The Stars Are Legion(95)



“Get up!” the woman holding the weapon barks.

I raise my hands.

My walking stick is slung across my back, and I have a bone blade at my hip, but I don’t go for either of them. Arankadash is just behind me, but Casamir is at least another twenty paces down, and Das Muni is ten more after that.

“I’m here to see Rasida Bhavaja,” I say.

“I’ll decide who you’re here to see,” the woman says. I’ve had time to search the corridor, and I note that she’s alone. I’m surprised to see a single patrol. She hasn’t yet called for others.

I start to get up.

“Stop!” she says.

“You told me to get up!”

She frowns hard. She’s young, not much past menarche, and I feel sorry for her. I was that young once, following orders.

“I’m going to come up slow,” I say. “All right?”

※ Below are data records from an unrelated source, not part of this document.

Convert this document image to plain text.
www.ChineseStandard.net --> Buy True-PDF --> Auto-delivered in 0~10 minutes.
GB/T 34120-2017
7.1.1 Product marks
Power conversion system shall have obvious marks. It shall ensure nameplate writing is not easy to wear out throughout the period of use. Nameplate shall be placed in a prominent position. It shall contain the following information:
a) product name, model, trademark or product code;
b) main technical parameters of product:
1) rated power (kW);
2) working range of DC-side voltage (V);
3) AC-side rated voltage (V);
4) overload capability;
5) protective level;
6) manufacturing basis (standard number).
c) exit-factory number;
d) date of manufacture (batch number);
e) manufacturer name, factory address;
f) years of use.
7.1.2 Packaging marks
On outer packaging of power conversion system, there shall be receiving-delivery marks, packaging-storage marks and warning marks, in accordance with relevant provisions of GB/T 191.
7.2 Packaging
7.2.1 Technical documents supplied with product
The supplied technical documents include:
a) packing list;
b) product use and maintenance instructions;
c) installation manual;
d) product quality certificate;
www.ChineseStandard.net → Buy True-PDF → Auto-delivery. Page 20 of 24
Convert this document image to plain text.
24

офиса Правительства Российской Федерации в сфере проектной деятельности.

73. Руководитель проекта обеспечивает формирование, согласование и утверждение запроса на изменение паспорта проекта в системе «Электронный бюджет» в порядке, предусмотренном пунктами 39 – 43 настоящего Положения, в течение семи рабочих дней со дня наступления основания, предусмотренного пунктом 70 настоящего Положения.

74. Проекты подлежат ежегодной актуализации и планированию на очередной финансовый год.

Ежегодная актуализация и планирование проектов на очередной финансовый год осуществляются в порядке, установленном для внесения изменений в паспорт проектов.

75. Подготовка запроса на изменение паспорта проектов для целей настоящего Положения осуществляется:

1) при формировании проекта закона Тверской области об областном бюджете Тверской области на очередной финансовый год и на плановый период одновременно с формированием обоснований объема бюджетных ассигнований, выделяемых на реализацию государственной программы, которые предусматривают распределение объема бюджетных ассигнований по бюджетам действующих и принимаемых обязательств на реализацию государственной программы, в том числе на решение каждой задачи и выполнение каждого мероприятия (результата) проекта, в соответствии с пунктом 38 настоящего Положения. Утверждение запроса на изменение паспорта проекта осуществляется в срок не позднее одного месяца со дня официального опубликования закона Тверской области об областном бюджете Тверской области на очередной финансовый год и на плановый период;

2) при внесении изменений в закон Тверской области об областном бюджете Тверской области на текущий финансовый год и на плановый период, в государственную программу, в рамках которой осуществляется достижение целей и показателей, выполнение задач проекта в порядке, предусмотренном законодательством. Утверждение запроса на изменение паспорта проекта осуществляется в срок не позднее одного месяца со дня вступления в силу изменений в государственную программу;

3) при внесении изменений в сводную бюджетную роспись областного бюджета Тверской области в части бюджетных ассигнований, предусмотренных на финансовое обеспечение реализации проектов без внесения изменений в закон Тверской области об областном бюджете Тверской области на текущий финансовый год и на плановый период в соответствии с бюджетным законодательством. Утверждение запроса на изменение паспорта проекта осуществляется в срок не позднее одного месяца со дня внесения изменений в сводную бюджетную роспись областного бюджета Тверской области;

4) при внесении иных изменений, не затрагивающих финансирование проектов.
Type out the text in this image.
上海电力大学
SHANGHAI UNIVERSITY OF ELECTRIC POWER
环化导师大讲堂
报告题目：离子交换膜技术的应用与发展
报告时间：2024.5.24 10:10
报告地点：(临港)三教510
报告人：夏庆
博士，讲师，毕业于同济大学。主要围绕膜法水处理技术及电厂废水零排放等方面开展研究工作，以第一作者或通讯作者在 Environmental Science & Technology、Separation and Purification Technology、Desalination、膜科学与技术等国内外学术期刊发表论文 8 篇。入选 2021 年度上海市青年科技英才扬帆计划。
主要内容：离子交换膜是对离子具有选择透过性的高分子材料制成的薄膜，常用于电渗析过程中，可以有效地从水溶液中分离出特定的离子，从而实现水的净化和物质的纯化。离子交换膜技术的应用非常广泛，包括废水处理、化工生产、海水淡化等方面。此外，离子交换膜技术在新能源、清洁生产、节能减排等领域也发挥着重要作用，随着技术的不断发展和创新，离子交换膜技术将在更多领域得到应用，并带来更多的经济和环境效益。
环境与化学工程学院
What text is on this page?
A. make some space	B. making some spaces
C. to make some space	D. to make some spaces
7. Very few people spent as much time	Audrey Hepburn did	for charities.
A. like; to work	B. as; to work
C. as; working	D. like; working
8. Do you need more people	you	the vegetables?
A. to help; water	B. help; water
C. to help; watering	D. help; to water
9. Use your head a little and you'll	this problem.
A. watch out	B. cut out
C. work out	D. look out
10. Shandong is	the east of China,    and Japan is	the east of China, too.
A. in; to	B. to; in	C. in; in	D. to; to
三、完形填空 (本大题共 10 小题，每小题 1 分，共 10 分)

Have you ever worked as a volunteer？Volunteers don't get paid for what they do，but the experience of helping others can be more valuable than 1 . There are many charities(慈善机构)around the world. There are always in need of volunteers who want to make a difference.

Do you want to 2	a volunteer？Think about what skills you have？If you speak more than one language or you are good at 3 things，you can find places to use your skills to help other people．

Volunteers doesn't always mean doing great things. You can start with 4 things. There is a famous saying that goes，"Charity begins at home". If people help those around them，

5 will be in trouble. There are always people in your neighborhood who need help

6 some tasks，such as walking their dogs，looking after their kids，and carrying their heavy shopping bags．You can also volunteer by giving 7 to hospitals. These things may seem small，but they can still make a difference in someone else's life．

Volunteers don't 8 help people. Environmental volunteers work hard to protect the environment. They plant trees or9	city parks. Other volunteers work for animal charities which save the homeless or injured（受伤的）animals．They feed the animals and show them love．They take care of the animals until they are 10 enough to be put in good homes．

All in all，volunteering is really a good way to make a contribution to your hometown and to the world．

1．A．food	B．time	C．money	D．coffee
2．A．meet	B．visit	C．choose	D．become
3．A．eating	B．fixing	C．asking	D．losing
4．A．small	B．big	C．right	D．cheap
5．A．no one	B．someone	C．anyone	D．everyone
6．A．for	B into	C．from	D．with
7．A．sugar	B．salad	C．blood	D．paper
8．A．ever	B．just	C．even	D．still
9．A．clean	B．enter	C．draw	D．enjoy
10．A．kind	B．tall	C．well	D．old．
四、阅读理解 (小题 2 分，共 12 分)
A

She jerks her head, and I decide that’s close enough to a nod. I slowly rise to my feet. I’m taller than her by a head.

“I need to see—”

“I don’t give a fuck who you’re here to see,” she says. “Where did you come from?”

“Level below,” I say. “The umbilicus isn’t working.”

What I’m saying is ridiculous, because we’ve come down from the ceiling, but it doesn’t matter. She’s committed a rookie error, and she hasn’t spotted it yet. She’s let me get too close.

I grab the stock of her weapon with my left hand and push it away from my body while punching her hard in the face with my right.

She stumbles back. I wrench the gun free and point it at her, jamming it hard in her face so the tentacles split flesh. She shrieks and goes down.

“Rasida Bhavaja!” I say.

“Outside the hangar,” she says.

“The vehicle hangar?”

She nods.

I try to get my bearings, but the truth is I hardly remember my way around this place. I’ve spent more time underground than I have up here. At least as far as I can remember.

“Take me there,” I say.

Casamir lands behind me. “What the shit?” she says.

“We’ll need more of these weapons,” I say. “Rasida will have people around her.”

My captive looks from me to Casamir. “You don’t know?” she says.

“Know what?” I ask.

“The consort has pinned herself in the heart room with the witches,” the Bhavaja woman says. “There’s a full civil war happening on this ship, and she’s become the focus of it.”

Ah, I think, resourceful Jayd and all of her plans. I remember what she told me when Rasida took her away, about this being what we wanted, what we planned for, and I wonder if this was all part of it: the blowing up of my people; this civil war; even me, here, running after her. What kind of monster was I that I kept her in my confidence, knowing what she had planned? Is that why I have no memory? Did she take it from me so I would go along with this?

“And why are you telling me this?” I say.

“Because we might be on the same side,” she says.

Das Muni slips down from the ceiling too.

“How many of you are there?” the Bhavaja woman says.

“Weapons,” I say. “Take us to a weapons cache first. Then the hangar.”

The woman nods. Blood trickles from the wounds in her face. “Fine, all right.”

I glance back and see Arankadash has made it as well. “We’re getting weapons,” I tell her, “then we’re finding the woman who stole this world.”

*

The Bhavaja woman tries to walk us right into a trap, but Casamir lobs a vial of something at the women springing the ambush and blinds them.

Arankadash and I smash the oncoming women in the face. They go down, and we take their cephalopod guns, but not before one of the women sprints away. Arankadash fires at her, but she isn’t very good with a gun yet.

Casamir pulls at my sleeve as we start again, her face pained. We are a stinking, filthy bunch. The bloody arterial spray has caked our hair and skin and has been slowly flaking off. We have all lost weight, Casamir most of all, and she looks hungry and exhausted.

“We can’t just walk in there,” Casamir says.

“Why not?” I say.

“Because I didn’t come all this way to get shot here at the end,” Casamir says.

“Jayd is right up ahead!” I say.

“And what else is ahead of us?” Arankadash says. “We don’t know.”

“So what, we split up?” I say.

“We take the time to think it through,” Casamir says.

I point my weapon at the opposite wall and fire. The cephalopod rams itself into the flesh of the wall. The wall begins to blacken and crack, making a large circle of rot around its tentacles three paces in circumference.

I point at the rotting wall. “That’s what’s happening to this world,” I say. “All that time we traveled, what did we see? A dying world. We’ve got nothing to go back to, none of us. There’s only up. There’s only forward.”

“We are not arguing with you,” Arankadash says.

“We’re your friends,” Casamir says, “but you shouldn’t have let that woman run away.”